Der Batteriehersteller Varta hat nach Angaben aus Finanzkreisen Insolvenz in Eigenverwaltung beantragt. Das Unternehmen braucht kurzfristig einen mittleren zweistelligen Millionenbetrag, doch neue Geldgeber fanden sich nicht. Nun droht die Zerschlagung des Konzerns.

Keystone-SDA

Keystone-SDA

24.07.2026, 14:11

Darum geht's

  • Varta hat beim Amtsgericht Stuttgart vier Anträge auf Insolvenz in Eigenverwaltung eingereicht.
  • Das Unternehmen benötigt kurzfristig zusätzliches Kapital im mittleren zweistelligen Millionenbereich.
  • Rund 3260 Beschäftigte sind betroffen, zudem droht die Aufspaltung des Konzerns.
Zusammenfassung erstellt mitmyAi

Die Batterieherstellerin und Montana-Tech-Tochter Varta hat nach Angaben aus Finanzkreisen einen Antrag auf Insolvenz in Eigenverwaltung gestellt. Zuvor war in dieser Woche bekannt geworden, dass eine Zerschlagung des Unternehmens aus Ellwangen droht, weil wichtige Geldgeber das Geschäft mit Haushaltsbatterien aus dem Konzern herauslösen wollen.

Das zuständige Stuttgarter Amtsgericht bestätige den Eingang von vier Anträgen. Sie würden geprüft, teilte eine Sprecherin mit. Varta kündigte auf Anfrage eine Mitteilung an.

Die sogenannte Ad-hoc-Gläubigergruppe um die Deutsche Bank sowie die Finanzinvestoren RBC BlueBay, Blantyre und Whitebox begründete ihr Vorgehen mit der angespannten Finanzlage des Unternehmens. Eine unabhängige Analyse habe ergeben, dass Varta kurzfristig zusätzliches Geld im mittleren zweistelligen Millionenbereich benötige. Trotz intensiver Gespräche habe sich niemand bereit erklärt, weiteres Kapital bereitzustellen.

Das Unternehmen beschäftigt nach eigenen Angaben rund 3260 Menschen, viele davon am Stammsitz in Ellwangen.

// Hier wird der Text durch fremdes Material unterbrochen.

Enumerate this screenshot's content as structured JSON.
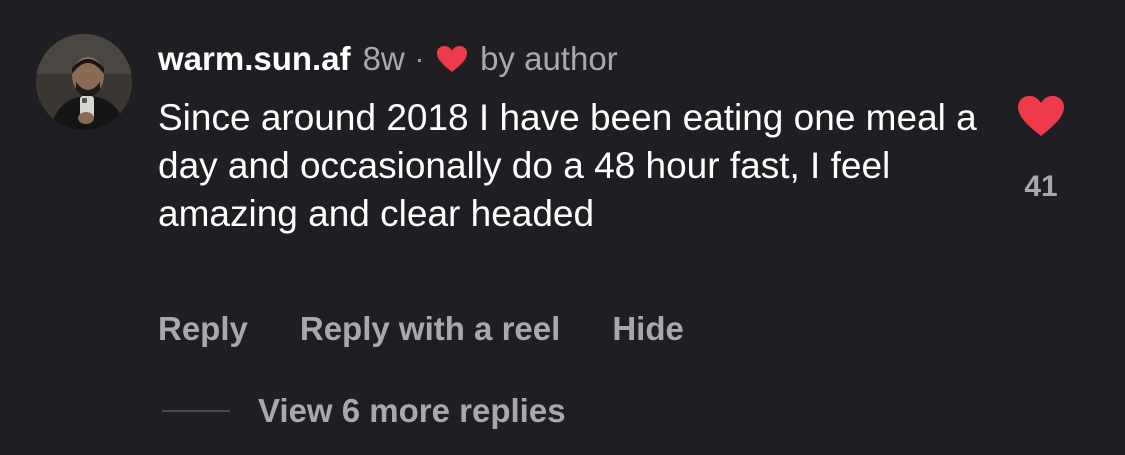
{
  "comment": {
    "username": "warm.sun.af",
    "time": "8w",
    "separator": "·",
    "author_like": "by author",
    "text": "Since around 2018 I have been eating one meal a day and occasionally do a 48 hour fast, I feel amazing and clear headed",
    "like_count": "41",
    "liked": true,
    "like_icon": "heart-filled"
  },
  "actions": {
    "reply": "Reply",
    "reply_with_reel": "Reply with a reel",
    "hide": "Hide"
  },
  "replies": {
    "view_more": "View 6 more replies"
  },
  "colors": {
    "background": "#1f1f23",
    "heart": "#ed3b4a",
    "muted_text": "#a8a8ad"
  }
}
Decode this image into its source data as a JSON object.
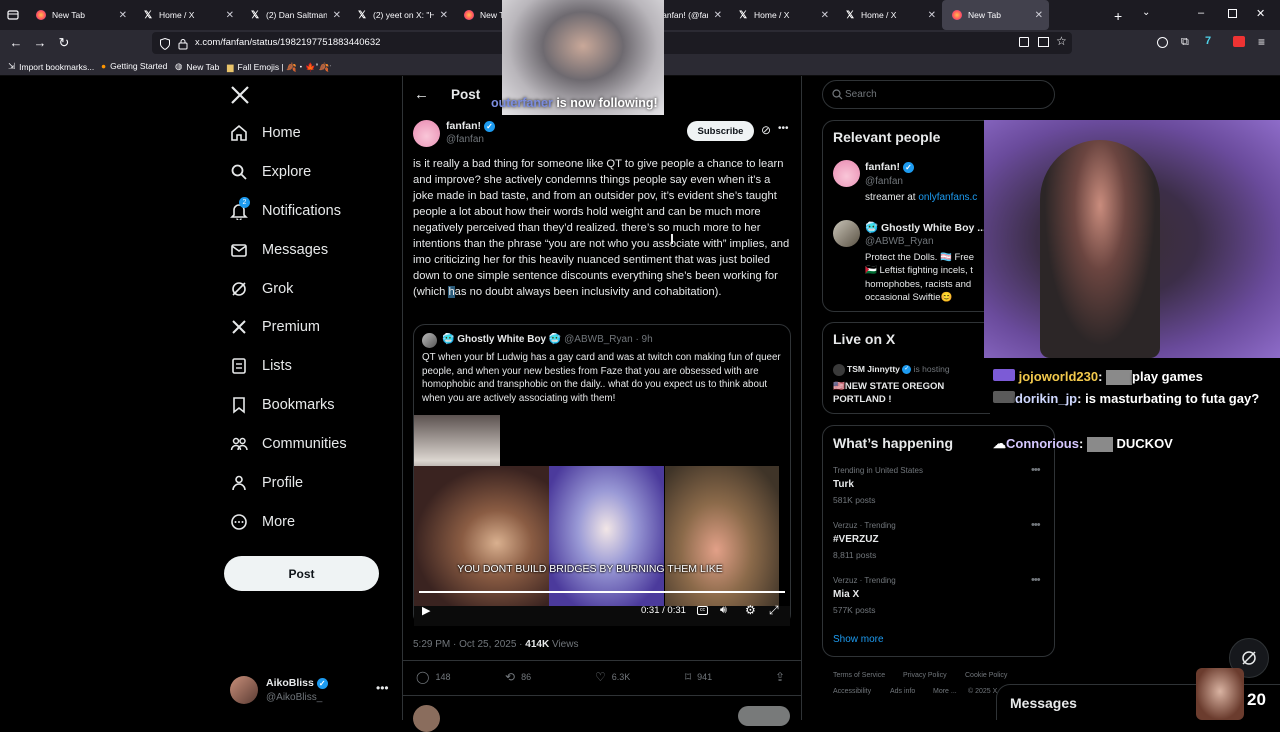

Geschäftszahlen veröffentlichte Varta zuletzt im Jahr 2024. Damals erzielte das Unternehmen einen Umsatz von rund 793 Millionen Euro und einen Verlust von 64,5 Millionen Euro. Der Konzern produziert neben den bekannten Haushaltsbatterien unter anderem Mikrobatterien für Hörgeräte sowie Energiespeicher.

Sanierung sollte Insolvenz vermeiden

2024 hatte sich Varta im Rahmen des Restrukturierungsgesetzes (StaRUG) neu aufgestellt, um eine Insolvenz abzuwenden. Altaktionäre verloren dabei ihre Beteiligungen, Gläubiger verzichteten auf einen Teil ihrer Forderungen. Anfang April vergangenen Jahres erklärte Varta die Restrukturierung für abgeschlossen und sah sich wieder auf Kurs.

Doch die wirtschaftliche Lage verschlechterte sich erneut. Ein Werk mit rund 350 Mitarbeitern im bayerischen Nördlingen soll noch im Herbst geschlossen werden. Apple war als wichtigster Kunde für den Standort abgesprungen, wie im Mai bekannt wurde. Neue Grosskunden fehlten. Varta stellt dort noch bis November Knopfbatterien für die kabellosen Kopfhörer des US-Konzerns her – die sollen künftig aber wohl aus Asien kommen.

2017 brachte der Österreicher Michael Tojner das Unternehmen an die Börse. Tojner ist zu 50 Prozent an Varta beteiligt, die anderen 50 Prozent hält der Sportwagenbauer Porsche. In der Schweiz ist Tojner unter anderem als Verwaltungsratspräsident von Montana Aerospace bekannt.